TREK includes built-in MCP prompts — pre-built context loaders that tell your AI client how to summarize or present your trip data in a structured way. Prompts are a standard MCP feature: compatible clients can invoke them by name to get a ready-made starting point for common tasks.

Built-in prompts

Prompt Addon required Description
trip-summary Loads a formatted summary of a trip: dates, member list, day count, number of places per day, packing progress, budget total, reservation count, and collab note count. Use this before asking the AI to plan or modify a trip.
packing-list Packing Returns the full packing checklist for a trip, grouped by category, with each item marked checked or unchecked.
budget-overview Budget Returns a budget summary for a trip — total spend, breakdown by category (sorted descending), and a per-person cost estimate.
token_auth_notice Deprecation notice for sessions authenticated with a static trek_ token. Only available in static-token sessions. Explains that the token will stop working in a future version and how to migrate to OAuth 2.1.

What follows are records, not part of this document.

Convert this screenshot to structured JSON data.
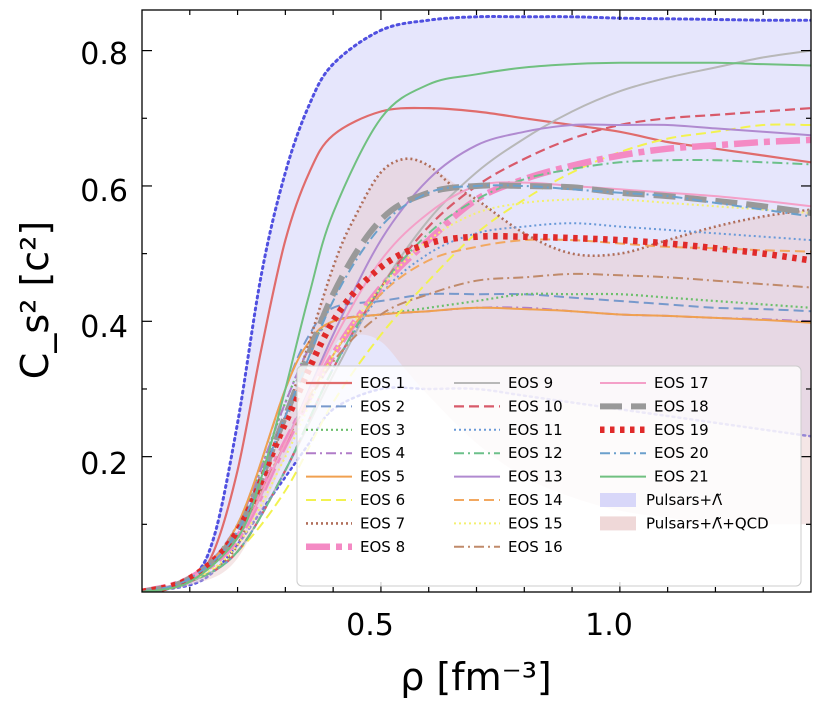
{
  "chart_data": {
    "type": "line",
    "title": "",
    "xlabel": "ρ [fm⁻³]",
    "ylabel": "C_s² [c²]",
    "xlim": [
      0.0,
      1.4
    ],
    "ylim": [
      0.0,
      0.86
    ],
    "xticks": [
      0.5,
      1.0
    ],
    "xtick_labels": [
      "0.5",
      "1.0"
    ],
    "yticks": [
      0.2,
      0.4,
      0.6,
      0.8
    ],
    "ytick_labels": [
      "0.2",
      "0.4",
      "0.6",
      "0.8"
    ],
    "grid": false,
    "legend_position": "lower-right",
    "legend_columns": 3,
    "series": [
      {
        "name": "EOS 1",
        "color": "#e06c6c",
        "dash": "solid",
        "width": 2.2,
        "x": [
          0.0,
          0.1,
          0.15,
          0.2,
          0.25,
          0.3,
          0.35,
          0.4,
          0.5,
          0.6,
          0.7,
          0.8,
          0.9,
          1.0,
          1.1,
          1.2,
          1.3,
          1.4
        ],
        "y": [
          0.0,
          0.015,
          0.06,
          0.18,
          0.36,
          0.52,
          0.62,
          0.675,
          0.71,
          0.715,
          0.71,
          0.7,
          0.69,
          0.68,
          0.665,
          0.655,
          0.645,
          0.635
        ]
      },
      {
        "name": "EOS 2",
        "color": "#7799cc",
        "dash": "10,5",
        "width": 2.0,
        "x": [
          0.0,
          0.1,
          0.2,
          0.3,
          0.35,
          0.4,
          0.5,
          0.6,
          0.7,
          0.8,
          0.9,
          1.0,
          1.1,
          1.2,
          1.3,
          1.4
        ],
        "y": [
          0.0,
          0.02,
          0.1,
          0.3,
          0.38,
          0.42,
          0.43,
          0.44,
          0.44,
          0.44,
          0.435,
          0.43,
          0.425,
          0.42,
          0.418,
          0.415
        ]
      },
      {
        "name": "EOS 3",
        "color": "#6cbf6c",
        "dash": "2,3",
        "width": 2.2,
        "x": [
          0.0,
          0.1,
          0.2,
          0.3,
          0.35,
          0.4,
          0.5,
          0.6,
          0.7,
          0.8,
          0.9,
          1.0,
          1.1,
          1.2,
          1.3,
          1.4
        ],
        "y": [
          0.0,
          0.02,
          0.1,
          0.28,
          0.36,
          0.4,
          0.41,
          0.42,
          0.43,
          0.44,
          0.44,
          0.44,
          0.435,
          0.43,
          0.425,
          0.42
        ]
      },
      {
        "name": "EOS 4",
        "color": "#b07cc8",
        "dash": "10,4,2,4",
        "width": 2.0,
        "x": [
          0.0,
          0.1,
          0.2,
          0.3,
          0.35,
          0.4,
          0.5,
          0.6,
          0.7,
          0.8,
          0.9,
          1.0,
          1.1,
          1.2,
          1.3,
          1.4
        ],
        "y": [
          0.0,
          0.02,
          0.1,
          0.28,
          0.36,
          0.4,
          0.41,
          0.415,
          0.42,
          0.42,
          0.415,
          0.41,
          0.408,
          0.405,
          0.403,
          0.4
        ]
      },
      {
        "name": "EOS 5",
        "color": "#f0a050",
        "dash": "solid",
        "width": 2.0,
        "x": [
          0.0,
          0.1,
          0.2,
          0.3,
          0.35,
          0.4,
          0.5,
          0.6,
          0.7,
          0.8,
          0.9,
          1.0,
          1.1,
          1.2,
          1.3,
          1.4
        ],
        "y": [
          0.0,
          0.02,
          0.1,
          0.3,
          0.37,
          0.4,
          0.41,
          0.415,
          0.42,
          0.418,
          0.415,
          0.41,
          0.408,
          0.405,
          0.402,
          0.398
        ]
      },
      {
        "name": "EOS 6",
        "color": "#f2f250",
        "dash": "10,5",
        "width": 2.0,
        "x": [
          0.0,
          0.1,
          0.2,
          0.3,
          0.4,
          0.5,
          0.6,
          0.7,
          0.8,
          0.9,
          1.0,
          1.1,
          1.2,
          1.3,
          1.4
        ],
        "y": [
          0.0,
          0.015,
          0.06,
          0.15,
          0.28,
          0.38,
          0.46,
          0.53,
          0.58,
          0.62,
          0.65,
          0.67,
          0.68,
          0.69,
          0.69
        ]
      },
      {
        "name": "EOS 7",
        "color": "#b06e5a",
        "dash": "2,3",
        "width": 2.6,
        "x": [
          0.0,
          0.1,
          0.2,
          0.3,
          0.4,
          0.45,
          0.5,
          0.55,
          0.6,
          0.65,
          0.7,
          0.8,
          0.9,
          1.0,
          1.1,
          1.2,
          1.3,
          1.4
        ],
        "y": [
          0.0,
          0.015,
          0.07,
          0.26,
          0.48,
          0.56,
          0.62,
          0.64,
          0.63,
          0.6,
          0.58,
          0.53,
          0.5,
          0.5,
          0.52,
          0.54,
          0.555,
          0.565
        ]
      },
      {
        "name": "EOS 8",
        "color": "#f48ac4",
        "dash": "24,6,6,6",
        "width": 6.5,
        "x": [
          0.0,
          0.1,
          0.2,
          0.3,
          0.4,
          0.5,
          0.6,
          0.7,
          0.8,
          0.9,
          1.0,
          1.1,
          1.2,
          1.3,
          1.4
        ],
        "y": [
          0.0,
          0.02,
          0.08,
          0.22,
          0.35,
          0.45,
          0.52,
          0.58,
          0.61,
          0.63,
          0.645,
          0.655,
          0.66,
          0.665,
          0.668
        ]
      },
      {
        "name": "EOS 9",
        "color": "#b8b8b8",
        "dash": "solid",
        "width": 2.0,
        "x": [
          0.0,
          0.1,
          0.2,
          0.3,
          0.4,
          0.5,
          0.6,
          0.7,
          0.8,
          0.9,
          1.0,
          1.1,
          1.2,
          1.3,
          1.4
        ],
        "y": [
          0.0,
          0.015,
          0.06,
          0.18,
          0.32,
          0.45,
          0.55,
          0.62,
          0.67,
          0.71,
          0.74,
          0.76,
          0.775,
          0.79,
          0.8
        ]
      },
      {
        "name": "EOS 10",
        "color": "#d85a6a",
        "dash": "10,5",
        "width": 2.2,
        "x": [
          0.0,
          0.1,
          0.2,
          0.3,
          0.4,
          0.5,
          0.6,
          0.7,
          0.8,
          0.9,
          1.0,
          1.1,
          1.2,
          1.3,
          1.4
        ],
        "y": [
          0.0,
          0.015,
          0.06,
          0.18,
          0.33,
          0.45,
          0.54,
          0.6,
          0.64,
          0.67,
          0.69,
          0.7,
          0.705,
          0.71,
          0.715
        ]
      },
      {
        "name": "EOS 11",
        "color": "#6a9ad8",
        "dash": "2,3",
        "width": 2.0,
        "x": [
          0.0,
          0.1,
          0.2,
          0.3,
          0.4,
          0.5,
          0.6,
          0.7,
          0.8,
          0.9,
          1.0,
          1.1,
          1.2,
          1.3,
          1.4
        ],
        "y": [
          0.0,
          0.015,
          0.06,
          0.18,
          0.33,
          0.44,
          0.5,
          0.53,
          0.54,
          0.545,
          0.54,
          0.535,
          0.53,
          0.525,
          0.52
        ]
      },
      {
        "name": "EOS 12",
        "color": "#6cc08a",
        "dash": "10,4,2,4",
        "width": 2.0,
        "x": [
          0.0,
          0.1,
          0.2,
          0.3,
          0.4,
          0.5,
          0.6,
          0.7,
          0.8,
          0.9,
          1.0,
          1.1,
          1.2,
          1.3,
          1.4
        ],
        "y": [
          0.0,
          0.015,
          0.06,
          0.18,
          0.33,
          0.45,
          0.53,
          0.58,
          0.61,
          0.625,
          0.635,
          0.638,
          0.638,
          0.635,
          0.632
        ]
      },
      {
        "name": "EOS 13",
        "color": "#b08ad0",
        "dash": "solid",
        "width": 2.0,
        "x": [
          0.0,
          0.1,
          0.2,
          0.3,
          0.4,
          0.5,
          0.6,
          0.7,
          0.8,
          0.9,
          1.0,
          1.1,
          1.2,
          1.3,
          1.4
        ],
        "y": [
          0.0,
          0.02,
          0.08,
          0.22,
          0.38,
          0.52,
          0.61,
          0.66,
          0.68,
          0.69,
          0.69,
          0.69,
          0.685,
          0.68,
          0.675
        ]
      },
      {
        "name": "EOS 14",
        "color": "#f2a860",
        "dash": "10,5",
        "width": 2.0,
        "x": [
          0.0,
          0.1,
          0.2,
          0.3,
          0.4,
          0.5,
          0.6,
          0.7,
          0.8,
          0.9,
          1.0,
          1.1,
          1.2,
          1.3,
          1.4
        ],
        "y": [
          0.0,
          0.02,
          0.08,
          0.22,
          0.35,
          0.44,
          0.49,
          0.51,
          0.52,
          0.52,
          0.515,
          0.51,
          0.508,
          0.505,
          0.503
        ]
      },
      {
        "name": "EOS 15",
        "color": "#f4f070",
        "dash": "2,3",
        "width": 2.0,
        "x": [
          0.0,
          0.1,
          0.2,
          0.3,
          0.4,
          0.5,
          0.6,
          0.7,
          0.8,
          0.9,
          1.0,
          1.1,
          1.2,
          1.3,
          1.4
        ],
        "y": [
          0.0,
          0.015,
          0.07,
          0.2,
          0.35,
          0.45,
          0.52,
          0.56,
          0.575,
          0.58,
          0.58,
          0.575,
          0.57,
          0.565,
          0.56
        ]
      },
      {
        "name": "EOS 16",
        "color": "#c08a6a",
        "dash": "10,4,2,4",
        "width": 2.0,
        "x": [
          0.0,
          0.1,
          0.2,
          0.3,
          0.4,
          0.5,
          0.6,
          0.7,
          0.8,
          0.9,
          1.0,
          1.1,
          1.2,
          1.3,
          1.4
        ],
        "y": [
          0.0,
          0.02,
          0.08,
          0.22,
          0.34,
          0.41,
          0.44,
          0.46,
          0.465,
          0.47,
          0.468,
          0.465,
          0.46,
          0.455,
          0.45
        ]
      },
      {
        "name": "EOS 17",
        "color": "#f4a0c8",
        "dash": "solid",
        "width": 2.0,
        "x": [
          0.0,
          0.1,
          0.2,
          0.3,
          0.4,
          0.5,
          0.6,
          0.7,
          0.8,
          0.9,
          1.0,
          1.1,
          1.2,
          1.3,
          1.4
        ],
        "y": [
          0.0,
          0.02,
          0.08,
          0.22,
          0.37,
          0.49,
          0.56,
          0.6,
          0.605,
          0.6,
          0.595,
          0.59,
          0.585,
          0.578,
          0.57
        ]
      },
      {
        "name": "EOS 18",
        "color": "#999999",
        "dash": "22,9",
        "width": 6.0,
        "x": [
          0.0,
          0.1,
          0.2,
          0.3,
          0.4,
          0.5,
          0.6,
          0.7,
          0.8,
          0.9,
          1.0,
          1.1,
          1.2,
          1.3,
          1.4
        ],
        "y": [
          0.0,
          0.02,
          0.09,
          0.26,
          0.44,
          0.55,
          0.59,
          0.6,
          0.6,
          0.598,
          0.59,
          0.585,
          0.578,
          0.57,
          0.56
        ]
      },
      {
        "name": "EOS 19",
        "color": "#e02a2a",
        "dash": "4.5,5.5",
        "width": 6.5,
        "x": [
          0.0,
          0.1,
          0.2,
          0.3,
          0.4,
          0.5,
          0.6,
          0.7,
          0.8,
          0.9,
          1.0,
          1.1,
          1.2,
          1.3,
          1.4
        ],
        "y": [
          0.0,
          0.02,
          0.09,
          0.25,
          0.4,
          0.48,
          0.515,
          0.525,
          0.525,
          0.523,
          0.52,
          0.515,
          0.508,
          0.5,
          0.49
        ]
      },
      {
        "name": "EOS 20",
        "color": "#6ba0cc",
        "dash": "10,4,2,4",
        "width": 2.0,
        "x": [
          0.0,
          0.1,
          0.2,
          0.3,
          0.4,
          0.5,
          0.6,
          0.7,
          0.8,
          0.9,
          1.0,
          1.1,
          1.2,
          1.3,
          1.4
        ],
        "y": [
          0.0,
          0.02,
          0.09,
          0.26,
          0.43,
          0.54,
          0.59,
          0.6,
          0.6,
          0.595,
          0.59,
          0.585,
          0.575,
          0.565,
          0.555
        ]
      },
      {
        "name": "EOS 21",
        "color": "#70c080",
        "dash": "solid",
        "width": 2.0,
        "x": [
          0.0,
          0.1,
          0.2,
          0.25,
          0.3,
          0.35,
          0.4,
          0.5,
          0.6,
          0.7,
          0.8,
          0.9,
          1.0,
          1.1,
          1.2,
          1.3,
          1.4
        ],
        "y": [
          0.0,
          0.015,
          0.08,
          0.17,
          0.3,
          0.44,
          0.56,
          0.7,
          0.75,
          0.765,
          0.775,
          0.78,
          0.782,
          0.782,
          0.782,
          0.78,
          0.778
        ]
      }
    ],
    "bands": [
      {
        "name": "Pulsars+Λ̃",
        "fill": "#c8c8f8",
        "opacity": 0.45,
        "x": [
          0.0,
          0.1,
          0.15,
          0.2,
          0.25,
          0.3,
          0.35,
          0.4,
          0.5,
          0.6,
          0.7,
          0.8,
          0.9,
          1.0,
          1.1,
          1.2,
          1.3,
          1.4
        ],
        "upper": [
          0.0,
          0.02,
          0.08,
          0.25,
          0.47,
          0.62,
          0.72,
          0.78,
          0.83,
          0.845,
          0.85,
          0.85,
          0.85,
          0.848,
          0.847,
          0.846,
          0.845,
          0.845
        ],
        "lower": [
          0.0,
          0.01,
          0.03,
          0.07,
          0.12,
          0.17,
          0.22,
          0.27,
          0.3,
          0.3,
          0.3,
          0.29,
          0.28,
          0.27,
          0.26,
          0.25,
          0.24,
          0.23
        ],
        "edge_color": "#5050e0"
      },
      {
        "name": "Pulsars+Λ̃+QCD",
        "fill": "#e8c8c8",
        "opacity": 0.45,
        "x": [
          0.0,
          0.1,
          0.2,
          0.3,
          0.4,
          0.45,
          0.5,
          0.55,
          0.6,
          0.7,
          0.8,
          0.9,
          1.0,
          1.1,
          1.2,
          1.3,
          1.4
        ],
        "upper": [
          0.0,
          0.015,
          0.07,
          0.26,
          0.48,
          0.56,
          0.62,
          0.64,
          0.63,
          0.58,
          0.53,
          0.5,
          0.5,
          0.52,
          0.54,
          0.555,
          0.565
        ],
        "lower": [
          0.0,
          0.01,
          0.05,
          0.2,
          0.36,
          0.38,
          0.37,
          0.33,
          0.29,
          0.22,
          0.17,
          0.14,
          0.12,
          0.11,
          0.1,
          0.1,
          0.1
        ]
      }
    ]
  }
}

packing-list and budget-overview are only registered when the corresponding addon is enabled on your TREK instance.

token_auth_notice is only registered when the current session was authenticated with a legacy static API token — it does not appear in OAuth sessions.

How to use prompts

In a compatible MCP client (such as Claude.ai or Claude Desktop), prompts typically appear as slash commands or in a prompts panel. You select the prompt, supply any required arguments (such as a tripId), and the client sends the formatted context to the AI before your next message.

For example, invoking trip-summary with a trip ID gives the AI a compact snapshot of that trip — days, members, budget, packing — without needing to call multiple tools one by one.